PROBLEM STATEMENT:
Building a search engine for Environmental News NLP Archive and perform the comparison of metrics with available search engines.
- DESCRIPTION
The aim is to implement a search engine that answers the queries on Environmental News NLP Archive. In the first part, the corpus is created, by indexing the documents and snippets and secondly the search queries are answered using the index created. To which features like, spell-check, ranking are added. To grade the implementation, similarity checks with the existing search engine- Elastic search.
- Dataset
Environmental News NLP Archive : Contains 418 documents fromvarious news stations containing the news article URL, Match DateTime, station, source, IAshowId, IA preview Thumb, snippet.
- Inverted Index
Inverted Index is a data structure that is built to parse the documents that the queries are answered on.
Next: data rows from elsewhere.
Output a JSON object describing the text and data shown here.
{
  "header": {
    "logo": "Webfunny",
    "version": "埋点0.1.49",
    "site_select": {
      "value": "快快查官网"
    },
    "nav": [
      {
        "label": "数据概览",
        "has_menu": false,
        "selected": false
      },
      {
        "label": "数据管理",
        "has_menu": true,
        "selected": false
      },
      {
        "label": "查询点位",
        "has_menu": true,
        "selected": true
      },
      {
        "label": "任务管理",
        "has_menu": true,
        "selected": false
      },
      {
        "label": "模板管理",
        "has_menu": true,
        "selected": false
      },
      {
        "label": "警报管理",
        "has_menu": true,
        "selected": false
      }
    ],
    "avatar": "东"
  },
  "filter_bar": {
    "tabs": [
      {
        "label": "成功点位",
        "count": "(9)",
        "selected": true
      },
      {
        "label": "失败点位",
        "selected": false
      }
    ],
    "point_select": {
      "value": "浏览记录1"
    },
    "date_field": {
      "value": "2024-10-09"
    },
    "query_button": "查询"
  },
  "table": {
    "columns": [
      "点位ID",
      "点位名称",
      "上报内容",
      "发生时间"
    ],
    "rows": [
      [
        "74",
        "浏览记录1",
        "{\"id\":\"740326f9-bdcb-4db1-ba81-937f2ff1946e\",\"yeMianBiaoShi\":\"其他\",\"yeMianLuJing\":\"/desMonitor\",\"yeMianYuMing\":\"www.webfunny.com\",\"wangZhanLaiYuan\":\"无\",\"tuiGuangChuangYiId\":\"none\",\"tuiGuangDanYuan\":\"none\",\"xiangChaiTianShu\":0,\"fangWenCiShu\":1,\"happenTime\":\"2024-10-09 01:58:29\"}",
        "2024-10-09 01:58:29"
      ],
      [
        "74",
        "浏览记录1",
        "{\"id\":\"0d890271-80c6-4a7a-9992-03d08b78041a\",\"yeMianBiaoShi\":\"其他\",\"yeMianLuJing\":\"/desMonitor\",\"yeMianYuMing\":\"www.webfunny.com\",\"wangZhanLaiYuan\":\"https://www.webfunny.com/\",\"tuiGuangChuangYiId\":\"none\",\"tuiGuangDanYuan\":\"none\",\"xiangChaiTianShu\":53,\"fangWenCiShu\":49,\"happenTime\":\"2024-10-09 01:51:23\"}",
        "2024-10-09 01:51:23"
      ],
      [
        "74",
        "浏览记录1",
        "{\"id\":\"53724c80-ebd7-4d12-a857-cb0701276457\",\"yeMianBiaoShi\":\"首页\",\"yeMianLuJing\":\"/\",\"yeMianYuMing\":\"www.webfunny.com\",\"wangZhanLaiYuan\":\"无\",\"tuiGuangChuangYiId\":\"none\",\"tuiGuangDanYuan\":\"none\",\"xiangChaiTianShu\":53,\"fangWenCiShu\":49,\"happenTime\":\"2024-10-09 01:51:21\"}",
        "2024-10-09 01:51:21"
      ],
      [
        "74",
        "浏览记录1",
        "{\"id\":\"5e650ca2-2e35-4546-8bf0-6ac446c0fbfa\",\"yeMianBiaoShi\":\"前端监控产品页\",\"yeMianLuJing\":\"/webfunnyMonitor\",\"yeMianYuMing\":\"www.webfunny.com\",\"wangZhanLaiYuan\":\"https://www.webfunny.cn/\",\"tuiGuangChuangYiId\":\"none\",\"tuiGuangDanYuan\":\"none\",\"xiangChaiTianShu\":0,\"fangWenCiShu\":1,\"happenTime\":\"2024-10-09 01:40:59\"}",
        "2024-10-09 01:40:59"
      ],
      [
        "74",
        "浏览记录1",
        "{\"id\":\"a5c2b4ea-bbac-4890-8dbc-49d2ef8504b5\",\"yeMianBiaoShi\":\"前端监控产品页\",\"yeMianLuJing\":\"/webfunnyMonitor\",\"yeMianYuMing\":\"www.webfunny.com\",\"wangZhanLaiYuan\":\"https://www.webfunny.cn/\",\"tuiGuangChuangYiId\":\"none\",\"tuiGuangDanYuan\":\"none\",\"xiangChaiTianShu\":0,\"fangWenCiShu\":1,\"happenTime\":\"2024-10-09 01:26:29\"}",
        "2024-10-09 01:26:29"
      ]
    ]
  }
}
Given a query, the index is used to return the list of documents and snippets relevant for the query. The inverted index contains mappings from terms to the documents that those terms appear in. Wherein, each term is a key in the index whose value is its postings list. A posting list of a term is the list of documents that the term appears in.
- Query Types
The search engine implemented answers the query types namely:
-
One-word Queries: Queries that consist of a single word.
-
Free test Queries: Queries that consist of sequences of words separated by space, where the result will be the implicit logical ‘OR’ of all the terms present in the query.
-
Phrase Queries: Queries that again consist of sequences of words separated by space, and inserted with the double quotes so that the documents to contain the terms in the query exactly in the specified order are to be fetched.
-
Wild-card Queries: Queries that are uncertain about the spelling of a term or when multiple spelling variants of a term exist.
-
Proximity Queries: Queries that require the term in the query to be occurring in the given proximity within a snippet.
- Spell Check
If the query word exists in the vocabulary then we assume that it is correct. If this word does not exist in the vocabulary we try to find the most similar words.The similar words are sorted based on Jaccard Distance by computing the 2Q grams of the words and returned the 3 most similar words order by Similarity and Probability.
COMPARISON
We compare all queries types of our IR systems with elastic searchengine and following are the response time:
Query |Our IR System | Elastic Search
Free Text Query |0.01 secs | 0.063 secs
Wildcard Query |0.87 secs | 0.052 secs
Proximity Query |0.0014 secs | NA
Phrase Query |0.012 secs | NA
INTERPRETATION OF EFFICIENCY
We have calculated the Precision and Recall of 5 queries for our IR system by measuring it against the elastic search results considering it as relevant documents. For Free Text query Precision is 0.97 and Recall is 1. This means our IR system is retrieving all the relevant documents from the database plus a few false positives.
LEARNING OUTCOME
● Building IR systems for query searching.
● Building Posting listing and Dictionary using B-Trees
● Handling Different types of Queries
● Building Spelling Correction using Jaccard Coefficient
● Hands on of ElasticSearch